Un, Solal, il n'a jamais vraiment connu son père. Souvent absent, toujours très con. Il se souvient des coups, des cris, des pleurs de sa mère qui n'arrivait plus à faire semblant. Il se souvient de la violence comme emprunte dans sa chair et dans son âme.
Deux, son père, il a toujours été porté sur la bouteille. Un triste sort dont Solal est le digne héritier. Il lève le coude bien trop souvent. Il en plaisante, sa canette à la main, avant d'avaler sa gorgée et ses frustrations. Il se détruit à petit feu. Et il le sait.
Trois, si jeune et le visage déjà marqué par l'expérience et les difficultés. Il en a vu des choses, Solal. Trop de choses. Envolée l'innocence. Il ne croit plus en rien. Dieu est mort.
Quatre, il a toujours été considéré comme lent et stupide, à l'école. Le bonnet d'âne. Des résultats médiocres, une estime de soi inexistante. Et pourtant, il en a dans la tête, le petit. Mais il déteste le système. C'est d'ailleurs pour ça qu'il a arrêté les études à seize ans.
Cinq, il aime lire plus que tout. C'est son échappatoire. En revanche, il est incapable d'écrire. Il aime les mots, mais les mots le fuient.
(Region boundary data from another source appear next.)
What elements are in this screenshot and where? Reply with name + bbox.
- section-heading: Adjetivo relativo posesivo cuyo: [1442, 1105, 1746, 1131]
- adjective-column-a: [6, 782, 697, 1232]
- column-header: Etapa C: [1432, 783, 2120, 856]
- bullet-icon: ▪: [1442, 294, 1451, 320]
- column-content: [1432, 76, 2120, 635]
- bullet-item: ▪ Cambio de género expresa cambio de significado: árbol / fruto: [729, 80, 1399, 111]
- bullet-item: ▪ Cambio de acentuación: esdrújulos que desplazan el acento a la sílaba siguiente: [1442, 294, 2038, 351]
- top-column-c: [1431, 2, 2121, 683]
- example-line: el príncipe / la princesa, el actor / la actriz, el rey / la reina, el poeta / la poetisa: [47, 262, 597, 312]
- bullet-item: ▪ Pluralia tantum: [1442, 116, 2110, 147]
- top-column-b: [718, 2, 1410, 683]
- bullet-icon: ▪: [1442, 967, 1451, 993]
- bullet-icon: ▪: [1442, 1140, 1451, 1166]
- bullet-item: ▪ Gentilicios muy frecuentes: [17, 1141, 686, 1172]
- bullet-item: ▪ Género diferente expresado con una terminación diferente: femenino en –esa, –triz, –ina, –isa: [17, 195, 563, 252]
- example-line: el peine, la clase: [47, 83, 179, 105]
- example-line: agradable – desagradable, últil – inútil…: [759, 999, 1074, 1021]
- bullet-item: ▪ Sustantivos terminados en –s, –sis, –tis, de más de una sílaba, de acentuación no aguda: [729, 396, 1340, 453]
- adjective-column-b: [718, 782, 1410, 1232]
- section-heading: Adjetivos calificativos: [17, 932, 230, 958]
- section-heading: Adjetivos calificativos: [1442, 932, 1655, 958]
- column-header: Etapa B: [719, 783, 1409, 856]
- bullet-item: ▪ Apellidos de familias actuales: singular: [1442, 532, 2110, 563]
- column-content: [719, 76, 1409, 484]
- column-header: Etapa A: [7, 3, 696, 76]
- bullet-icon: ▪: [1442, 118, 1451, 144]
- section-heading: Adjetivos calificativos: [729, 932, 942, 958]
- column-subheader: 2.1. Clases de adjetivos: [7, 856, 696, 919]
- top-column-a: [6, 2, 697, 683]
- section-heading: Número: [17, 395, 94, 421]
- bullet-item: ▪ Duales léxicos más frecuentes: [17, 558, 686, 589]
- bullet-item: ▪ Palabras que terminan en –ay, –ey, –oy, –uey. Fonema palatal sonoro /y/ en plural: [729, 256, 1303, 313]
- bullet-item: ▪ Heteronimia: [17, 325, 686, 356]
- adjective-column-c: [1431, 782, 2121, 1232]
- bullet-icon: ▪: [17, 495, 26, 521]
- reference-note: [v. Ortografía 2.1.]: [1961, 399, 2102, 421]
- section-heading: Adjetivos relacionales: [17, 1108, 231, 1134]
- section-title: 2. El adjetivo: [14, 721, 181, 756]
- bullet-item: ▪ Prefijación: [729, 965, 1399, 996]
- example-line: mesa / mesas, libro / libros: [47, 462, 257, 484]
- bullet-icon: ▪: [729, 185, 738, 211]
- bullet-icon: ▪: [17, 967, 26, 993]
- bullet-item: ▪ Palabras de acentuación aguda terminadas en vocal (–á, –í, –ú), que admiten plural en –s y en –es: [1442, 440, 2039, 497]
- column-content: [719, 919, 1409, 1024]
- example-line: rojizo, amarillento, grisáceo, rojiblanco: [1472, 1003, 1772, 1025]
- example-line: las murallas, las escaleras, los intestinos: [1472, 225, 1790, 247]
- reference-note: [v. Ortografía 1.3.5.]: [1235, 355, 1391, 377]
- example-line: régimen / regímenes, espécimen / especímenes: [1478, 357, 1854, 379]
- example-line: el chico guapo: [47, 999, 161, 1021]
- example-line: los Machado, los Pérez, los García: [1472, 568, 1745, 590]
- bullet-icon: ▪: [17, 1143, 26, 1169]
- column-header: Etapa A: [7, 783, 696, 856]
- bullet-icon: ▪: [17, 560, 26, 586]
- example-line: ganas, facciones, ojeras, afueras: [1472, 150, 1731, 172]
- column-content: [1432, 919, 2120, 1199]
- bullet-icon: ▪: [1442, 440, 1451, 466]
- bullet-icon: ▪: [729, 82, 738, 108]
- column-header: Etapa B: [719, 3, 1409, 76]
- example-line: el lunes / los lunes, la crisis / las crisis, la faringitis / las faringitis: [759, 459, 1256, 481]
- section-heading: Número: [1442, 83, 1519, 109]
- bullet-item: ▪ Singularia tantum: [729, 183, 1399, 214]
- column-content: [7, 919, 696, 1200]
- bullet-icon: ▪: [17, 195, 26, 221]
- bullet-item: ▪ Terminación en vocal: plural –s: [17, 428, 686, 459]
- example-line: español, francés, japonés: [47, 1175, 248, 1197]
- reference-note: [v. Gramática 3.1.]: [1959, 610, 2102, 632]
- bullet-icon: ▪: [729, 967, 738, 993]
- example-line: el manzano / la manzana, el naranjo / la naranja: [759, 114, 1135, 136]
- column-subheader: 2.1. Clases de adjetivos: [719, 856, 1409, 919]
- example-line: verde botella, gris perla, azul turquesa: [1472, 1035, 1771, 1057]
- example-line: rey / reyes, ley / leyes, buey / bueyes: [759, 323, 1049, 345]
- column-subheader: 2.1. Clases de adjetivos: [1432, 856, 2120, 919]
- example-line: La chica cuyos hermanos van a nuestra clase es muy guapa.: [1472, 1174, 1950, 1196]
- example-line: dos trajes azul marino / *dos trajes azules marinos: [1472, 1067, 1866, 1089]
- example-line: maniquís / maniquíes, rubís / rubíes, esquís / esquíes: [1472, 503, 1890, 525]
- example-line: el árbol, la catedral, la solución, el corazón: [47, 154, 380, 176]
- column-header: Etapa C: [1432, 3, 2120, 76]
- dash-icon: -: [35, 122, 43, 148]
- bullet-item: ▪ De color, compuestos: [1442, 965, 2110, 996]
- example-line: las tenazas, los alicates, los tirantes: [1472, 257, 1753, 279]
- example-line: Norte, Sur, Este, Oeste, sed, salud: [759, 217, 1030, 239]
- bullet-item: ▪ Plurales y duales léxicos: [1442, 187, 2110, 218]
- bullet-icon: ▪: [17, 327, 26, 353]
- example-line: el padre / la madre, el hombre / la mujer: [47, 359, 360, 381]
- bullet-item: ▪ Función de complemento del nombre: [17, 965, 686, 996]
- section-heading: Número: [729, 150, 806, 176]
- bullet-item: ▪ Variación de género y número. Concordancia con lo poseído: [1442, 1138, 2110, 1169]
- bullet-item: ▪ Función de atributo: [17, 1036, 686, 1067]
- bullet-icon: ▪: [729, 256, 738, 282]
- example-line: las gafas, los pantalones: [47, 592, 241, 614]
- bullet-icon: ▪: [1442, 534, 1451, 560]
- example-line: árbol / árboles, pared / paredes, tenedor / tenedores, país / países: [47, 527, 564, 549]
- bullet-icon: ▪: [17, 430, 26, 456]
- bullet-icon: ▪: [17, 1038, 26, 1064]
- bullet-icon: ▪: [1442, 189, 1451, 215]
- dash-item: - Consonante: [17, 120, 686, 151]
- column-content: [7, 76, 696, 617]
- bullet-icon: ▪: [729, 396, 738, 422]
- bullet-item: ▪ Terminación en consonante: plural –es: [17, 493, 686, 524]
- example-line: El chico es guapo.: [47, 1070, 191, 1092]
Six, sa mère est morte il y a quelques années. Il a dû gérer son deuil, son père absent, les factures, sa jeunesse anéantie et sa petite soeur. Son trésor aux grands yeux tristes.
Sept, il fait des boulots, par-ci, par-là. Eboueur, déménageur, peintre en bâtiment. Mais c'est l'illégal qui paye les factures. L'herbe et ce qui tombe du camion.
Huit, il a la même bande de potes depuis toujours. Solar est loyal, en amitié, comme en amour.
Neuf, produit de Barbès, il aime la mixité, le bruit, les couleurs. Il déteste les gens snobs. Les bobos trop fermés d'esprit.
Dix, Il dit n'en avoir rien à foutre, mais dans le fond, le regard des autres compte. Ce n'est pas pour rien qu'il essaye toujours d'être bien sapé.
Onze, plus blanc que métisse avec un prénom qui ne sonne pas exotique, il a toujours réussi à se sortir des pires galères. Pas comme certains de ses amis. Le racisme, le fléau de Paname. Et ça le dégoute plus que tout.
Douze, il aime les femmes plus que tout. Et si parfois il se perd en vulgarité, il essaye toujours de les honorer.